Dualizable abelian fibrations
Davesh Maulik, Junliang Shen, Qizheng Yin
TL;DR
The work develops a framework of dualizable abelian fibrations to generalize the Fourier–Mukai duality and the Beauville motivic/decomposition theory from abelian schemes to fibrations with singular fibers. It shows that, under Axioms A–D (and refinements like C+), one obtains motivic decompositions and multiplicative perverse truncations, with a dual fibration $f^\vee: M^\vee\to B$ whose convolution algebra matches the cup-product on the original side.
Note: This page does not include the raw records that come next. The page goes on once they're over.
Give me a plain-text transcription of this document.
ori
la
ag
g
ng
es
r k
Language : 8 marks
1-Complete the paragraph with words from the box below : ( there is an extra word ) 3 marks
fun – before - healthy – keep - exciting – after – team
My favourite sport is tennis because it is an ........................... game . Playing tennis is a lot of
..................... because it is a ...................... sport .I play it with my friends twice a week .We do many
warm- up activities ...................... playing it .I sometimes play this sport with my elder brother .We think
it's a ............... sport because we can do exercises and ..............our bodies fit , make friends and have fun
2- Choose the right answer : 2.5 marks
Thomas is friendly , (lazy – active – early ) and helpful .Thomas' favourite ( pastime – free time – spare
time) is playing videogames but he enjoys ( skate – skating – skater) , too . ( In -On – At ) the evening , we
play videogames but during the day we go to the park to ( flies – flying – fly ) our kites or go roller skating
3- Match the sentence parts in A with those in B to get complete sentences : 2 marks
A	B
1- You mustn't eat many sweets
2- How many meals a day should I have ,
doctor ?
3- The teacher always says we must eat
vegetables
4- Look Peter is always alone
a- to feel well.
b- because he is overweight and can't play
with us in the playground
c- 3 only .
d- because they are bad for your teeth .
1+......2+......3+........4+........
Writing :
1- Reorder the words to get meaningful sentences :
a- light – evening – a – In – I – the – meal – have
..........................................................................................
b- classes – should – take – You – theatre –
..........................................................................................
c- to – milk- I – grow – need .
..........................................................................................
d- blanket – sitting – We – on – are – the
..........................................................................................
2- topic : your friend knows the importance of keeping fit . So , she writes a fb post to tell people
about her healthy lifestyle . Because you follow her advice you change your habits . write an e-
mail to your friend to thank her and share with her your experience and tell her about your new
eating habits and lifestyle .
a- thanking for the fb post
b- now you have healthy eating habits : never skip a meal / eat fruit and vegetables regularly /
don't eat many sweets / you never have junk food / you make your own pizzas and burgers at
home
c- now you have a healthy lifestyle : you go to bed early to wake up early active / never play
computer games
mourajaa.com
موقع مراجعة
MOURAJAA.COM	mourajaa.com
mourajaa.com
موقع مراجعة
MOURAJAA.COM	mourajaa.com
The main result provides an explicit isomorphism of algebra objects between the cohomological summands on $M$ and those on $M^\vee$, mediated by the kernel of multiplication, yielding a robust duality that underpins applications to Hitchin systems, compactified Jacobians, and universal Jacobians. These results culminate in multiplicativity of the perverse filtration, the construction of intrinsic cohomology rings, and new evidence for $P=C$ and related conjectures in non-abelian Hodge theory, with Lagrangian fibrations showing particularly close alignment to the abelian-scheme case. The framework thereby unifies and extends key structural phenomena across a broad class of geometric fibrations with singular fibers, providing tools for future investigations into motivic and cohomological structures in algebraic geometry.
Abstract
In his proof of the fundamental lemma of the Langlands program, Ngô initiated the study of the decomposition theorem for abelian fibrations. When an abelian fibration admits a duality structure, the decomposition theorem and the perverse filtration on cohomology exhibit rich structures. The purpose of these notes is to describe a framework for dualizable abelian fibrations and to discuss some recent progress and applications.